The sexism controversy notwithstanding, the film’s main target is the FBI and rogue law enforcement. Eastwood has ample company on both sides of the political aisle. Many Democrats have never forgiven former FBI director James Comey for his pre-election press conferences about the bureau’s investigation of Democratic presidential candidate Hillary Clinton. If Democrats blame the FBI for Clinton’s loss, Republicans have found similar fodder in the Justice Department’s Inspector General report on Russian meddling in the election. While Inspector General Michael Horowitz concluded last week that the FBI investigation of senior Trump campaign officials was legitimate, the report contains often-disturbing information about the bureau’s 17 errors of omission, commission, and reckless conduct during its probe. Among the most shocking findings concern Carter Page, a Trump campaign official whom the FBI wished to surveil.
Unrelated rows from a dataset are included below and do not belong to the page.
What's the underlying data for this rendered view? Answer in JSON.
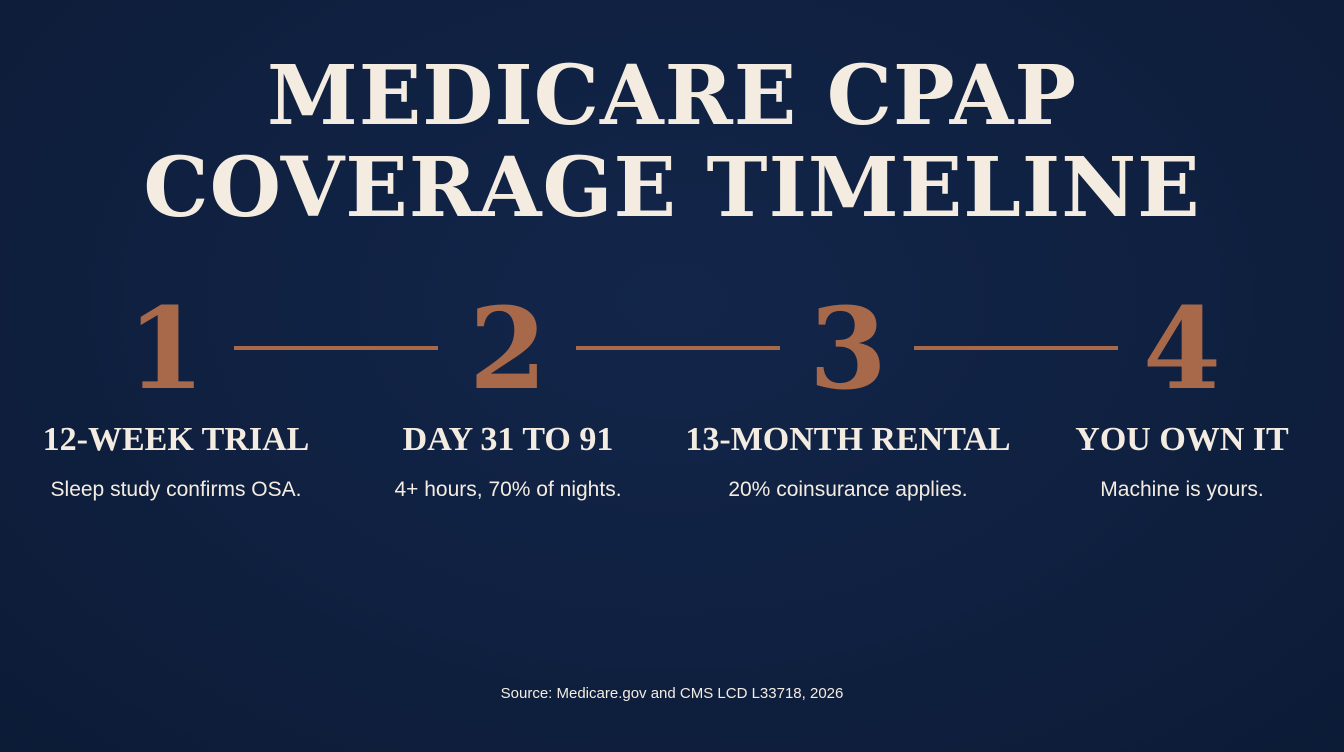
{
  "title": {
    "line1": "MEDICARE CPAP",
    "line2": "COVERAGE TIMELINE"
  },
  "steps": [
    {
      "number": "1",
      "heading": "12-WEEK TRIAL",
      "description": "Sleep study confirms OSA."
    },
    {
      "number": "2",
      "heading": "DAY 31 TO 91",
      "description": "4+ hours, 70% of nights."
    },
    {
      "number": "3",
      "heading": "13-MONTH RENTAL",
      "description": "20% coinsurance applies."
    },
    {
      "number": "4",
      "heading": "YOU OWN IT",
      "description": "Machine is yours."
    }
  ],
  "source": "Source: Medicare.gov and CMS LCD L33718, 2026",
  "colors": {
    "background": "#0e1f3d",
    "accent": "#a8694a",
    "text": "#f4ece0"
  }
}
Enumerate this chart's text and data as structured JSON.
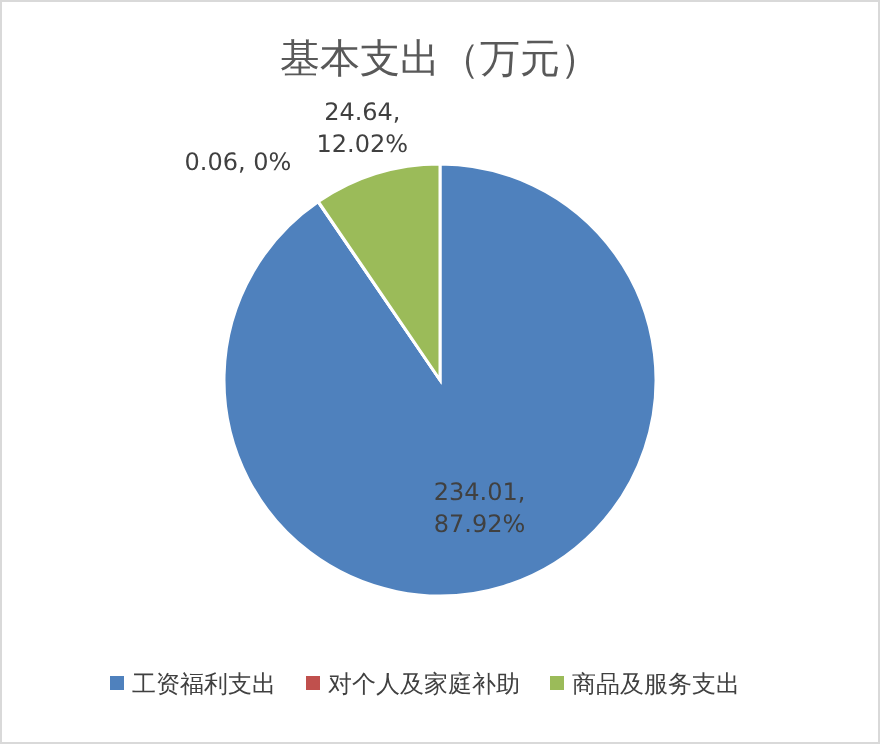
{
  "chart_data": {
    "type": "pie",
    "title": "基本支出（万元）",
    "categories": [
      "工资福利支出",
      "对个人及家庭补助",
      "商品及服务支出"
    ],
    "values": [
      234.01,
      0.06,
      24.64
    ],
    "colors": [
      "#4f81bd",
      "#c0504d",
      "#9bbb59"
    ],
    "value_labels": [
      "234.01, 87.92%",
      "0.06, 0%",
      "24.64, 12.02%"
    ],
    "legend": "bottom"
  }
}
In 2016, the bureau sought approval from the secret court to spy on Page, even though he was already communicating with the Central Intelligence Agency about meetings with Russian officials. The report also recommends that at least one agent be investigated criminally for altering emails provided to the secret court.

The list of FBI abuses is long and bipartisan. If Eastwood’s film helps spur public outrage about the FBI’s conduct and the need for prompt reform, so be it. But one disgraced bureau leader is getting Hollywood’s help in his resurrection campaign. Ray is now directing a miniseries adaptation of A Higher Loyalty, Comey’s memoir, with Jeff Daniels playing Comey. Reforming the FBI may once again prove elusive.